Trump braces for release of redacted Mueller report
The president isn’t waiting. As Washington counts down the final hours until publication of the redacted special counsel report – now expected Thursday – Donald Trump and his legal team stepped up their attacks in an effort to undermine potential disclosures on Russia, his 2016 campaign and the aftermath.
On Tuesday, Rudy Giuliani, one of the president’s attorneys, said that the president’s legal team was putting the finishing touches on a rebuttal. Their document will be dozens of pages long and it will be released just hours after the Justice Department releases its redacted version of special counsel Robert Mueller’s report, Giuliani said.
Trump unleashed a series of tweets Monday focusing on the previously released summary of Mueller’s conclusions – including a crucial one on obstruction of justice that Trump again misrepresented – produced by Attorney General William Barr.
“Mueller, and the A.G. based on Mueller findings (and great intelligence), have already ruled No Collusion, No Obstruction,” Trump tweeted. “These were crimes committed by Crooked Hillary, the DNC, Dirty Cops and others! INVESTIGATE THE INVESTIGATORS!”
Press secretary Sarah Sanders repeatedly tried to make the same case on TV talk shows on Sunday. But the political battle is far from finished over the special counsel’s investigation of Russian efforts to help Trump in 2016 and whether there was cooperation with his campaign.
Democrats are calling for Mueller himself to testify before Congress and have expressed concern that Barr will order unnecessary censoring of the report to protect the president. The House Judiciary Committee, led by Rep. Jerry Nadler of New York, is poised to try to compel Barr to turn over an unredacted copy as well as the report’s underlying investigative files.
Trump and his allies continue to attack the origins of the Russia investigation, portraying it as an effort by Democrats and career officials in the Justice Department to bring him down.
“Any aspect of that report, I hope it does come out because there was no collusion, whatsoever, no collusion,” Trump told Minneapolis TV station KSTP while there on Monday. “It was a big con job and everybody knows it. …The crime was committed by the other side.”

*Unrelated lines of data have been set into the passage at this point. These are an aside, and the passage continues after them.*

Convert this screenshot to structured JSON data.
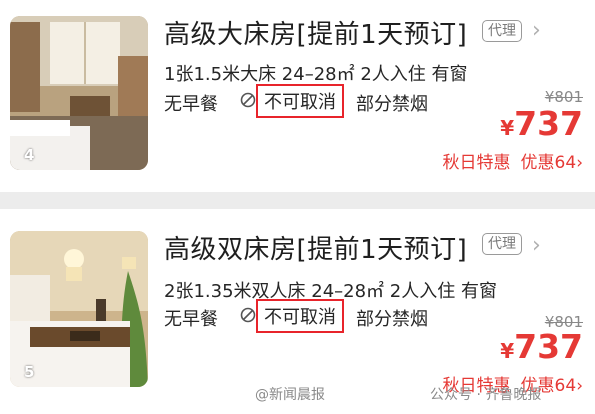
{
  "rooms": [
    {
      "title": "高级大床房[提前1天预订]",
      "badge": "代理",
      "chevron": "›",
      "info": "1张1.5米大床  24–28㎡  2人入住  有窗",
      "breakfast": "无早餐",
      "cancel_policy": "不可取消",
      "smoking": "部分禁烟",
      "original_price": "¥801",
      "currency": "¥",
      "price": "737",
      "promo_label": "秋日特惠",
      "discount": "优惠64",
      "discount_arrow": "›",
      "photo_count": "4"
    },
    {
      "title": "高级双床房[提前1天预订]",
      "badge": "代理",
      "chevron": "›",
      "info": "2张1.35米双人床  24–28㎡  2人入住  有窗",
      "breakfast": "无早餐",
      "cancel_policy": "不可取消",
      "smoking": "部分禁烟",
      "original_price": "¥801",
      "currency": "¥",
      "price": "737",
      "promo_label": "秋日特惠",
      "discount": "优惠64",
      "discount_arrow": "›",
      "photo_count": "5"
    }
  ],
  "watermark": {
    "left": "@新闻晨报",
    "right": "公众号 · 齐鲁晚报"
  },
  "colors": {
    "price_red": "#e53935",
    "highlight_box": "#e8242b"
  }
}
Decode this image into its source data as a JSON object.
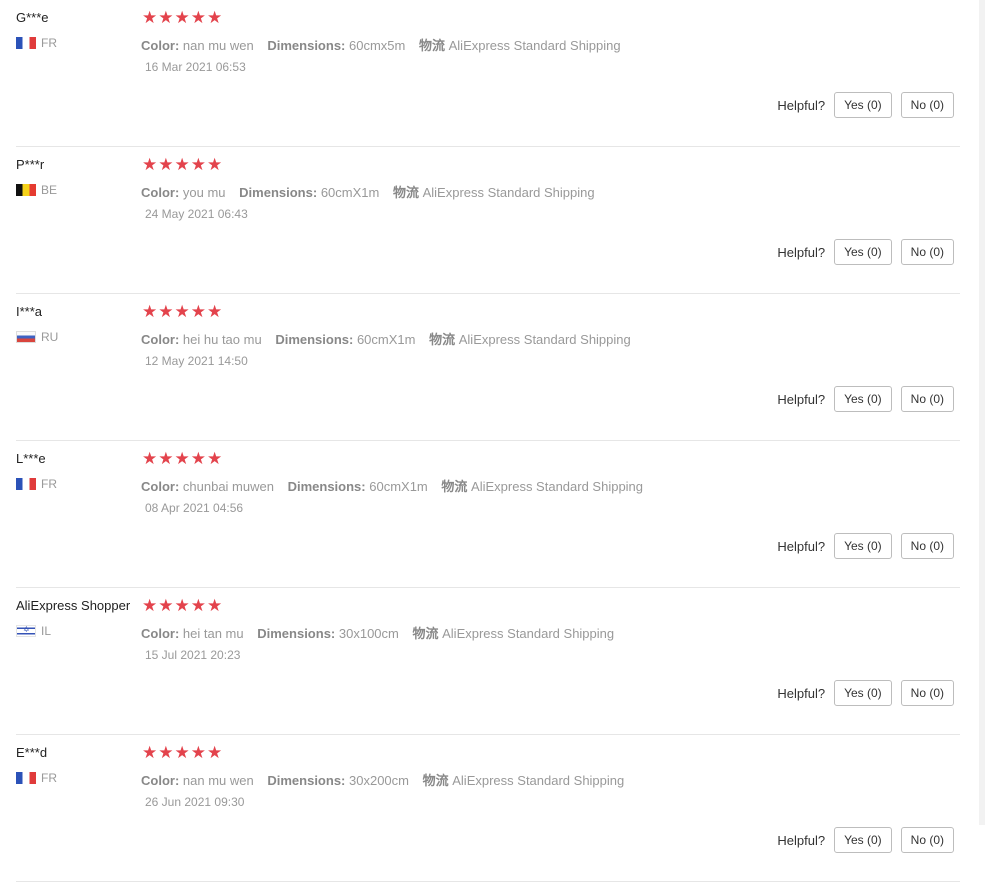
{
  "reviews": [
    {
      "user": "G***e",
      "flag": "fr",
      "country": "FR",
      "rating": 5,
      "color_label": "Color:",
      "color": "nan mu wen",
      "dimensions_label": "Dimensions:",
      "dimensions": "60cmx5m",
      "logistics_label": "物流",
      "logistics": "AliExpress Standard Shipping",
      "date": "16 Mar 2021 06:53",
      "helpful_label": "Helpful?",
      "yes": "Yes (0)",
      "no": "No (0)"
    },
    {
      "user": "P***r",
      "flag": "be",
      "country": "BE",
      "rating": 5,
      "color_label": "Color:",
      "color": "you mu",
      "dimensions_label": "Dimensions:",
      "dimensions": "60cmX1m",
      "logistics_label": "物流",
      "logistics": "AliExpress Standard Shipping",
      "date": "24 May 2021 06:43",
      "helpful_label": "Helpful?",
      "yes": "Yes (0)",
      "no": "No (0)"
    },
    {
      "user": "I***a",
      "flag": "ru",
      "country": "RU",
      "rating": 5,
      "color_label": "Color:",
      "color": "hei hu tao mu",
      "dimensions_label": "Dimensions:",
      "dimensions": "60cmX1m",
      "logistics_label": "物流",
      "logistics": "AliExpress Standard Shipping",
      "date": "12 May 2021 14:50",
      "helpful_label": "Helpful?",
      "yes": "Yes (0)",
      "no": "No (0)"
    },
    {
      "user": "L***e",
      "flag": "fr",
      "country": "FR",
      "rating": 5,
      "color_label": "Color:",
      "color": "chunbai muwen",
      "dimensions_label": "Dimensions:",
      "dimensions": "60cmX1m",
      "logistics_label": "物流",
      "logistics": "AliExpress Standard Shipping",
      "date": "08 Apr 2021 04:56",
      "helpful_label": "Helpful?",
      "yes": "Yes (0)",
      "no": "No (0)"
    },
    {
      "user": "AliExpress Shopper",
      "flag": "il",
      "country": "IL",
      "rating": 5,
      "color_label": "Color:",
      "color": "hei tan mu",
      "dimensions_label": "Dimensions:",
      "dimensions": "30x100cm",
      "logistics_label": "物流",
      "logistics": "AliExpress Standard Shipping",
      "date": "15 Jul 2021 20:23",
      "helpful_label": "Helpful?",
      "yes": "Yes (0)",
      "no": "No (0)"
    },
    {
      "user": "E***d",
      "flag": "fr",
      "country": "FR",
      "rating": 5,
      "color_label": "Color:",
      "color": "nan mu wen",
      "dimensions_label": "Dimensions:",
      "dimensions": "30x200cm",
      "logistics_label": "物流",
      "logistics": "AliExpress Standard Shipping",
      "date": "26 Jun 2021 09:30",
      "helpful_label": "Helpful?",
      "yes": "Yes (0)",
      "no": "No (0)"
    }
  ],
  "star_icon": "star-icon",
  "star_color": "#e3434c"
}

The Justice Department announced Monday that it expects to release the redacted version Thursday morning, sending the findings of the nearly two-year
probe to Congress and making them available to the public.
Portions of the report being released by the Justice Department will be redacted to protect grand jury material, sensitive intelligence, matters that could affect ongoing investigations and damage to the privacy rights of third parties, the attorney general has said.
A look at what types of material Barr is redacting: Grand jury information: Barr has staked out his position on releasing secret grand jury information, saying last week that he would not go to court to request its release. He said Democrats are “free to go to court” themselves.
Classified information: Congress frequently receives classified documents and briefings, and Democrats say there is no reason the Mueller report should be any different.
Many Republicans agree, including the top Republican on the intelligence committee, California Rep. Devin Nunes, who wrote a rare joint letter in March with House intelligence committee Chairman Adam Schiff asking for “all materials, regardless of form or classification.” In the letter, which was obtained by The Associated Press, Schiff and Nunes also asked for a private briefing from Mueller and his team.
Ongoing investigations: Barr said he will redact information related to investigations connected to the Mueller probe that are still underway. Those include cases handed off or referred to federal prosecutors in Washington, New York and Virginia. Derogatory information: The Justice Department regularly redacts information about people who were interviewed or scrutinized in investigations but not charged. Barr has said he will black out information from the report “that would unduly infringe on the personal privacy and reputational interests of peripheral third parties.”
Asked by Sen. Jeanne Shaheen, D-N.H., at a hearing last week if that meant he would redact information to protect the interests of Trump, Barr said it did not. “No, I’m talking about people in private life, not public officeholders,” Barr said.
That means that in addition to Trump, members of his family who work at the White House could potentially be named if they were somehow entangled in Mueller’s investigation. But any information regarding his sons who run his businesses could be more likely to be redacted.